Anyone who has taught an introductory logic course will be familiar with the difficulties students have regarding how to properly translate "unless" into propositional logic. The correct translation of "F unless G" is:
T1. F v G
(Athough it is surprising how many supposedly professional logic teachers get this wrong). We often motivate this translation in terms of various inferences we make with "unless", taking advantage of the fact that T1 is logically equivalent to both:
T2. ~ F -> G
T3. ~ G -> F
in classical logic. By DeMorgans, the disjunctive translation of "unless' is also classically equivalent to:
T4. ~ (~ F & ~ G)
Now, here is the puzzle: How should the intuitionistic logician translate "F unless G"? Note that each of the four options is intuitionistically distinct from the other three.

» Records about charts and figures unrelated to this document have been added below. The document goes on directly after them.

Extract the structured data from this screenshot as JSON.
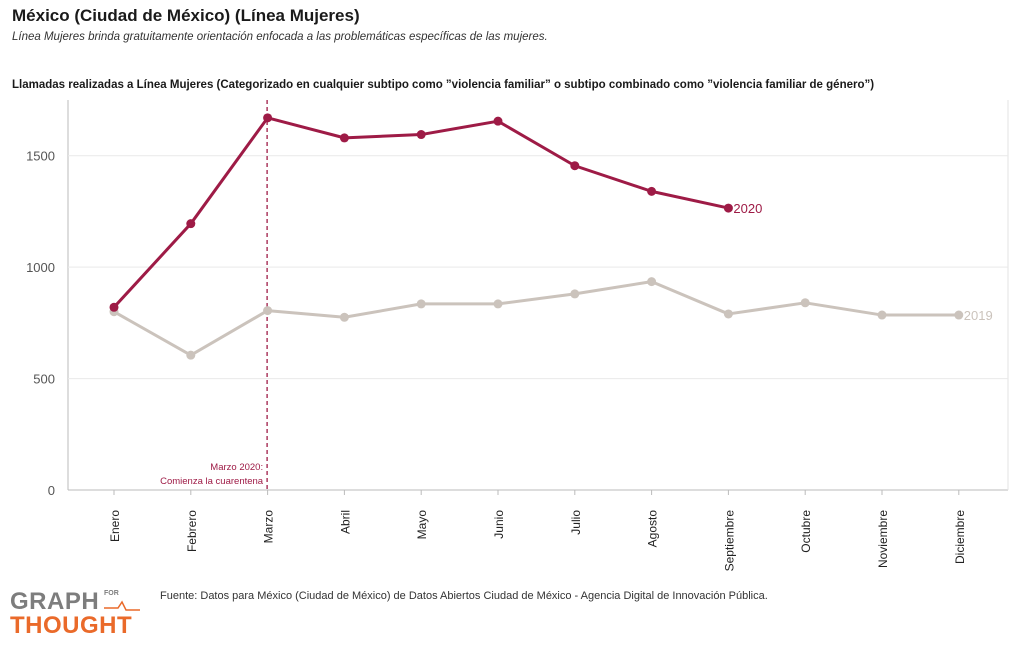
{
  "header": {
    "title": "México (Ciudad de México) (Línea Mujeres)",
    "subtitle": "Línea Mujeres brinda gratuitamente orientación enfocada a las problemáticas específicas de las mujeres.",
    "chart_title": "Llamadas realizadas a Línea Mujeres (Categorizado en cualquier subtipo como ”violencia familiar” o subtipo combinado como ”violencia familiar de género”)"
  },
  "footer": {
    "source_label": "Fuente:",
    "source_text": " Datos para México (Ciudad de México) de Datos Abiertos Ciudad de México - Agencia Digital de Innovación Pública.",
    "logo_line1": "GRAPH",
    "logo_for": "FOR",
    "logo_line2": "THOUGHT"
  },
  "colors": {
    "series_2020": "#9e1b46",
    "series_2019": "#cbc3bc",
    "grid": "#e9e9e9",
    "axis": "#bbbbbb",
    "annotation": "#9e1b46",
    "logo_gray": "#7d7d7d",
    "logo_orange": "#ea6a2a"
  },
  "chart_data": {
    "type": "line",
    "title": "Llamadas realizadas a Línea Mujeres (Categorizado en cualquier subtipo como ”violencia familiar” o subtipo combinado como ”violencia familiar de género”)",
    "xlabel": "",
    "ylabel": "",
    "categories": [
      "Enero",
      "Febrero",
      "Marzo",
      "Abril",
      "Mayo",
      "Junio",
      "Julio",
      "Agosto",
      "Septiembre",
      "Octubre",
      "Noviembre",
      "Diciembre"
    ],
    "yticks": [
      0,
      500,
      1000,
      1500
    ],
    "ylim": [
      0,
      1750
    ],
    "grid": true,
    "series": [
      {
        "name": "2019",
        "values": [
          800,
          605,
          805,
          775,
          835,
          835,
          880,
          935,
          790,
          840,
          785,
          785
        ]
      },
      {
        "name": "2020",
        "values": [
          820,
          1195,
          1670,
          1580,
          1595,
          1655,
          1455,
          1340,
          1265,
          null,
          null,
          null
        ]
      }
    ],
    "annotation": {
      "category": "Marzo",
      "line1": "Marzo 2020:",
      "line2": "Comienza la cuarentena"
    }
  }
}
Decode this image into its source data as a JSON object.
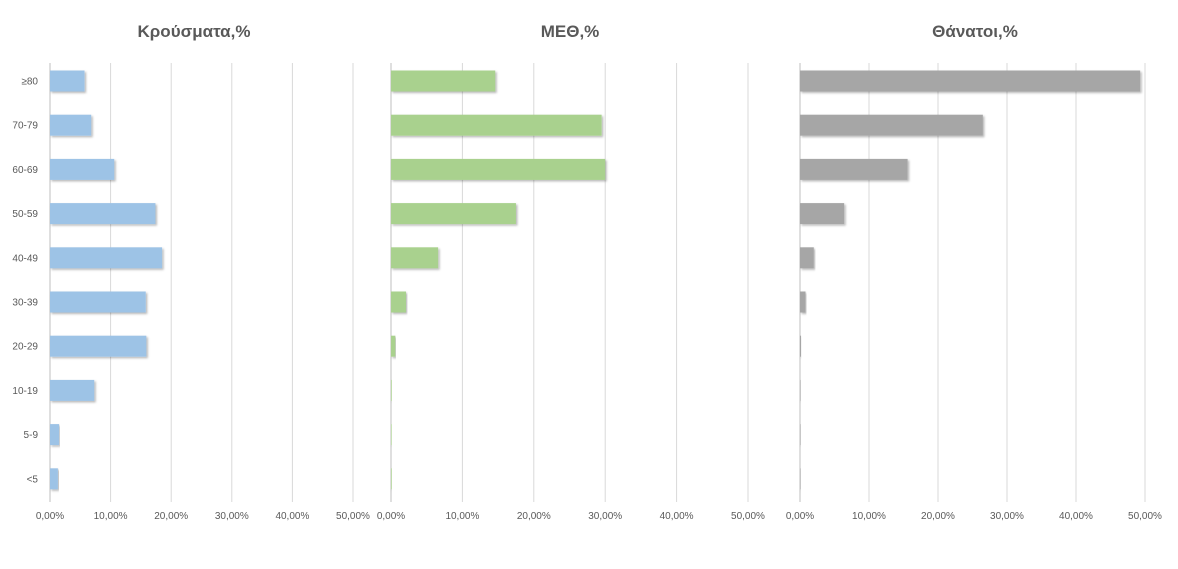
{
  "chart_data": [
    {
      "type": "bar",
      "orientation": "horizontal",
      "title": "Κρούσματα,%",
      "categories": [
        "≥80",
        "70-79",
        "60-69",
        "50-59",
        "40-49",
        "30-39",
        "20-29",
        "10-19",
        "5-9",
        "<5"
      ],
      "values": [
        5.7,
        6.8,
        10.6,
        17.4,
        18.5,
        15.8,
        15.9,
        7.3,
        1.5,
        1.3
      ],
      "xlim": [
        0,
        50
      ],
      "xticks": [
        "0,00%",
        "10,00%",
        "20,00%",
        "30,00%",
        "40,00%",
        "50,00%"
      ],
      "color": "#9dc3e6",
      "grid": true
    },
    {
      "type": "bar",
      "orientation": "horizontal",
      "title": "ΜΕΘ,%",
      "categories": [
        "≥80",
        "70-79",
        "60-69",
        "50-59",
        "40-49",
        "30-39",
        "20-29",
        "10-19",
        "5-9",
        "<5"
      ],
      "values": [
        14.6,
        29.5,
        30.0,
        17.5,
        6.6,
        2.1,
        0.6,
        0.1,
        0.05,
        0.1
      ],
      "xlim": [
        0,
        50
      ],
      "xticks": [
        "0,00%",
        "10,00%",
        "20,00%",
        "30,00%",
        "40,00%",
        "50,00%"
      ],
      "color": "#a9d18e",
      "grid": true
    },
    {
      "type": "bar",
      "orientation": "horizontal",
      "title": "Θάνατοι,%",
      "categories": [
        "≥80",
        "70-79",
        "60-69",
        "50-59",
        "40-49",
        "30-39",
        "20-29",
        "10-19",
        "5-9",
        "<5"
      ],
      "values": [
        49.3,
        26.5,
        15.6,
        6.4,
        2.0,
        0.8,
        0.15,
        0.05,
        0.03,
        0.05
      ],
      "xlim": [
        0,
        50
      ],
      "xticks": [
        "0,00%",
        "10,00%",
        "20,00%",
        "30,00%",
        "40,00%",
        "50,00%"
      ],
      "color": "#a6a6a6",
      "grid": true
    }
  ]
}
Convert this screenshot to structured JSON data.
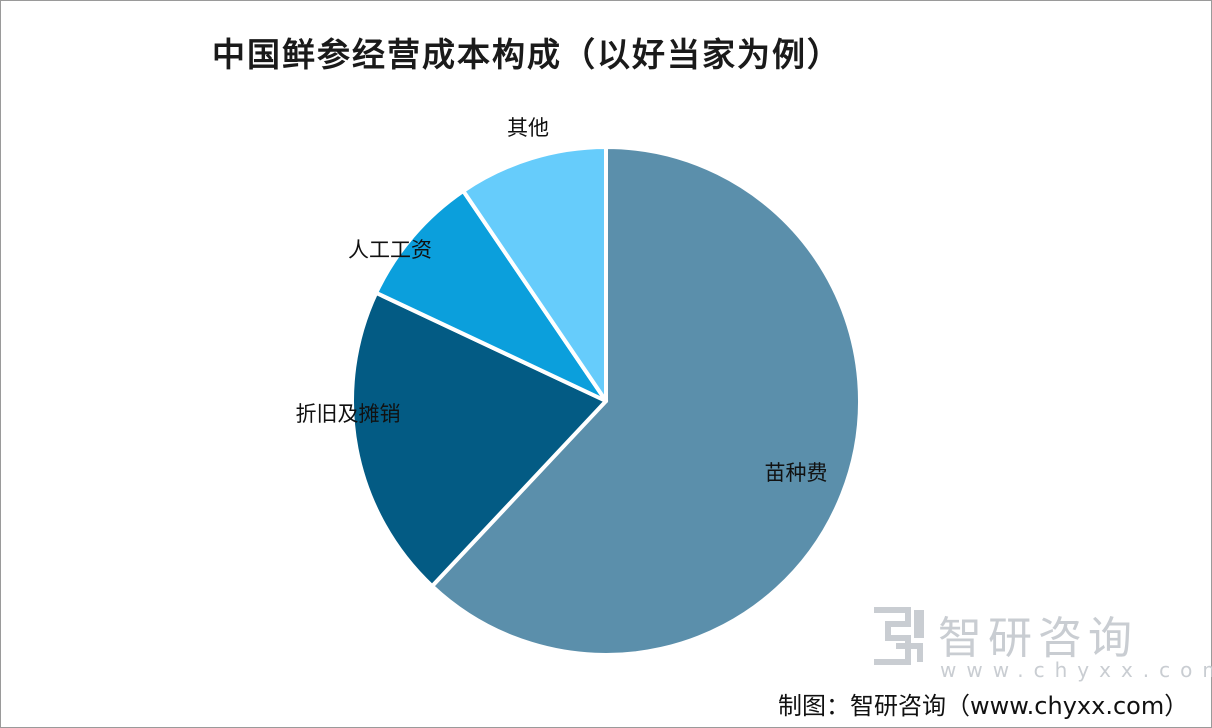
{
  "chart_data": {
    "type": "pie",
    "title": "中国鲜参经营成本构成（以好当家为例）",
    "slices": [
      {
        "label": "苗种费",
        "value": 62,
        "color": "#5b8fab"
      },
      {
        "label": "折旧及摊销",
        "value": 20,
        "color": "#035b84"
      },
      {
        "label": "人工工资",
        "value": 8.5,
        "color": "#0b9fdc"
      },
      {
        "label": "其他",
        "value": 9.5,
        "color": "#66ccfb"
      }
    ],
    "start": "12 o'clock",
    "direction": "clockwise"
  },
  "watermark": {
    "name": "智研咨询",
    "url": "www.chyxx.com"
  },
  "credit": "制图：智研咨询（www.chyxx.com）"
}
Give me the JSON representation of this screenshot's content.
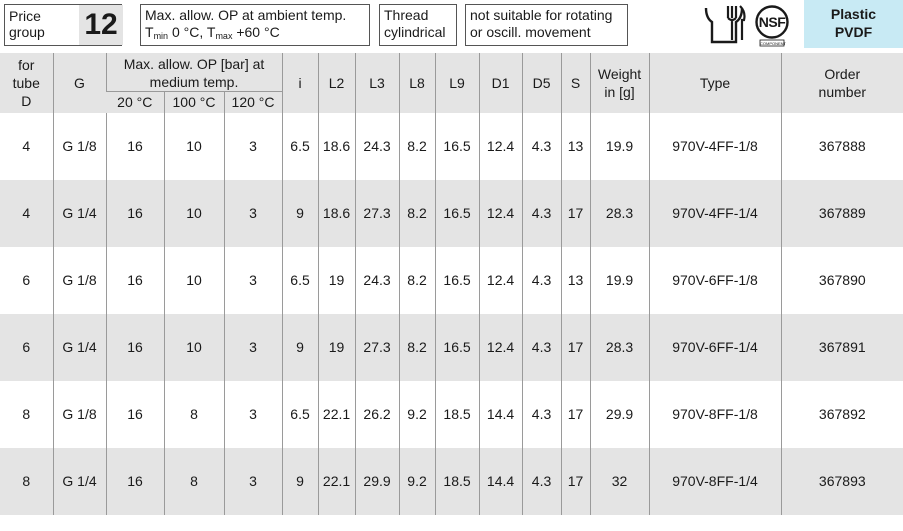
{
  "header": {
    "price_label_line1": "Price",
    "price_label_line2": "group",
    "price_group": "12",
    "op_line1": "Max. allow. OP at ambient temp.",
    "op_tmin": "min",
    "op_mid": " 0 °C, T",
    "op_tmax": "max",
    "op_end": " +60 °C",
    "op_T": "T",
    "thread_line1": "Thread",
    "thread_line2": "cylindrical",
    "rotating_line1": "not suitable for rotating",
    "rotating_line2": "or oscill. movement",
    "food_icon": "food-safe-icon",
    "nsf_text": "NSF",
    "nsf_sub": "COMPONENT",
    "material_line1": "Plastic",
    "material_line2": "PVDF",
    "material_color": "#c8eaf4"
  },
  "table": {
    "col_tube_1": "for",
    "col_tube_2": "tube",
    "col_tube_3": "D",
    "col_g": "G",
    "col_op_1": "Max. allow. OP [bar] at",
    "col_op_2": "medium temp.",
    "col_t20": "20 °C",
    "col_t100": "100 °C",
    "col_t120": "120 °C",
    "col_i": "i",
    "col_l2": "L2",
    "col_l3": "L3",
    "col_l8": "L8",
    "col_l9": "L9",
    "col_d1": "D1",
    "col_d5": "D5",
    "col_s": "S",
    "col_weight_1": "Weight",
    "col_weight_2": "in [g]",
    "col_type": "Type",
    "col_order_1": "Order",
    "col_order_2": "number",
    "rows": [
      [
        "4",
        "G 1/8",
        "16",
        "10",
        "3",
        "6.5",
        "18.6",
        "24.3",
        "8.2",
        "16.5",
        "12.4",
        "4.3",
        "13",
        "19.9",
        "970V-4FF-1/8",
        "367888"
      ],
      [
        "4",
        "G 1/4",
        "16",
        "10",
        "3",
        "9",
        "18.6",
        "27.3",
        "8.2",
        "16.5",
        "12.4",
        "4.3",
        "17",
        "28.3",
        "970V-4FF-1/4",
        "367889"
      ],
      [
        "6",
        "G 1/8",
        "16",
        "10",
        "3",
        "6.5",
        "19",
        "24.3",
        "8.2",
        "16.5",
        "12.4",
        "4.3",
        "13",
        "19.9",
        "970V-6FF-1/8",
        "367890"
      ],
      [
        "6",
        "G 1/4",
        "16",
        "10",
        "3",
        "9",
        "19",
        "27.3",
        "8.2",
        "16.5",
        "12.4",
        "4.3",
        "17",
        "28.3",
        "970V-6FF-1/4",
        "367891"
      ],
      [
        "8",
        "G 1/8",
        "16",
        "8",
        "3",
        "6.5",
        "22.1",
        "26.2",
        "9.2",
        "18.5",
        "14.4",
        "4.3",
        "17",
        "29.9",
        "970V-8FF-1/8",
        "367892"
      ],
      [
        "8",
        "G 1/4",
        "16",
        "8",
        "3",
        "9",
        "22.1",
        "29.9",
        "9.2",
        "18.5",
        "14.4",
        "4.3",
        "17",
        "32",
        "970V-8FF-1/4",
        "367893"
      ]
    ]
  }
}
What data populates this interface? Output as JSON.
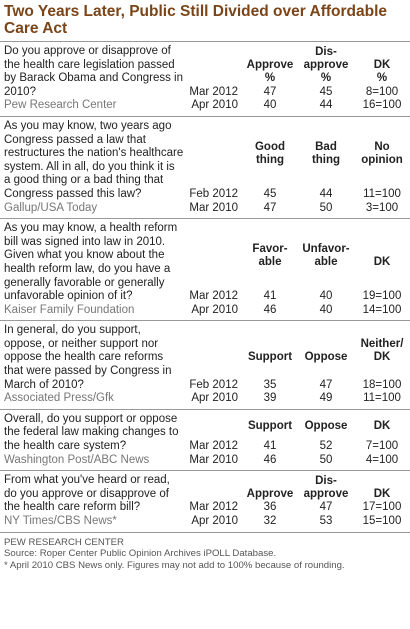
{
  "title": "Two Years Later, Public Still Divided over Affordable Care Act",
  "sections": [
    {
      "question": "Do you approve or disapprove of the health care legislation passed by Barack Obama and Congress in 2010?",
      "columns": [
        "Approve\n%",
        "Dis-\napprove\n%",
        "DK\n%"
      ],
      "source": "Pew Research Center",
      "rows": [
        {
          "date": "Mar 2012",
          "values": [
            47,
            45,
            "8=100"
          ]
        },
        {
          "date": "Apr 2010",
          "values": [
            40,
            44,
            "16=100"
          ]
        }
      ]
    },
    {
      "question": "As you may know, two years ago  Congress passed a law that restructures the nation's healthcare system. All in all, do you think it is a good thing or a bad thing that Congress passed this law?",
      "columns": [
        "Good\nthing",
        "Bad\nthing",
        "No\nopinion"
      ],
      "source": "Gallup/USA Today",
      "rows": [
        {
          "date": "Feb 2012",
          "values": [
            45,
            44,
            "11=100"
          ]
        },
        {
          "date": "Mar 2010",
          "values": [
            47,
            50,
            "3=100"
          ]
        }
      ]
    },
    {
      "question": "As you may know, a health reform bill was signed into law in 2010. Given what you know about the health reform law, do you have a generally favorable or generally unfavorable opinion of it?",
      "columns": [
        "Favor-\nable",
        "Unfavor-\nable",
        "DK"
      ],
      "source": "Kaiser Family Foundation",
      "rows": [
        {
          "date": "Mar 2012",
          "values": [
            41,
            40,
            "19=100"
          ]
        },
        {
          "date": "Apr 2010",
          "values": [
            46,
            40,
            "14=100"
          ]
        }
      ]
    },
    {
      "question": "In general, do you support, oppose, or neither support nor oppose the health care reforms that were passed by Congress in March of 2010?",
      "columns": [
        "Support",
        "Oppose",
        "Neither/\nDK"
      ],
      "source": "Associated Press/Gfk",
      "rows": [
        {
          "date": "Feb 2012",
          "values": [
            35,
            47,
            "18=100"
          ]
        },
        {
          "date": "Apr 2010",
          "values": [
            39,
            49,
            "11=100"
          ]
        }
      ]
    },
    {
      "question": "Overall, do you support or oppose the federal law making changes to the health care system?",
      "columns": [
        "Support",
        "Oppose",
        "DK"
      ],
      "source": "Washington Post/ABC News",
      "rows": [
        {
          "date": "Mar 2012",
          "values": [
            41,
            52,
            "7=100"
          ]
        },
        {
          "date": "Mar 2010",
          "values": [
            46,
            50,
            "4=100"
          ]
        }
      ]
    },
    {
      "question": "From what you've heard or read, do you approve or disapprove of the health care reform bill?",
      "columns": [
        "Approve",
        "Dis-\napprove",
        "DK"
      ],
      "source": "NY Times/CBS News*",
      "rows": [
        {
          "date": "Mar 2012",
          "values": [
            36,
            47,
            "17=100"
          ]
        },
        {
          "date": "Apr 2010",
          "values": [
            32,
            53,
            "15=100"
          ]
        }
      ]
    }
  ],
  "footer": [
    "PEW RESEARCH CENTER",
    "Source: Roper Center Public Opinion Archives iPOLL Database.",
    "* April 2010 CBS News only. Figures may not add to 100% because of rounding."
  ]
}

The initial temptation to go with the simplest (and 'strongest') translation (T1) conflicts with the thought that the "un" in "unless" suggests the presence of negation. A more sophisticated approach is to examine inferences that intuitionists make with "unless" and determine which translation is supported. Now, all four translations support the following inferences:
I1a. F unless G, not-F, therefore not-not-G.
I2a. F unless G, not-G, therefore not-not-F.
The question then becomes whether "unless" intuitionistically supports the following stronger inference rules:
I1b. F unless G, not-F, therefore G.
I2b. F unless G, not-G, therefore F.
T1 supports both inferences, T2 supports I1b but not I2b, T3 supports I2b but not I1b, and T4 supports neither I1b nor I2b.
So, how should intuitionists translate "unless"?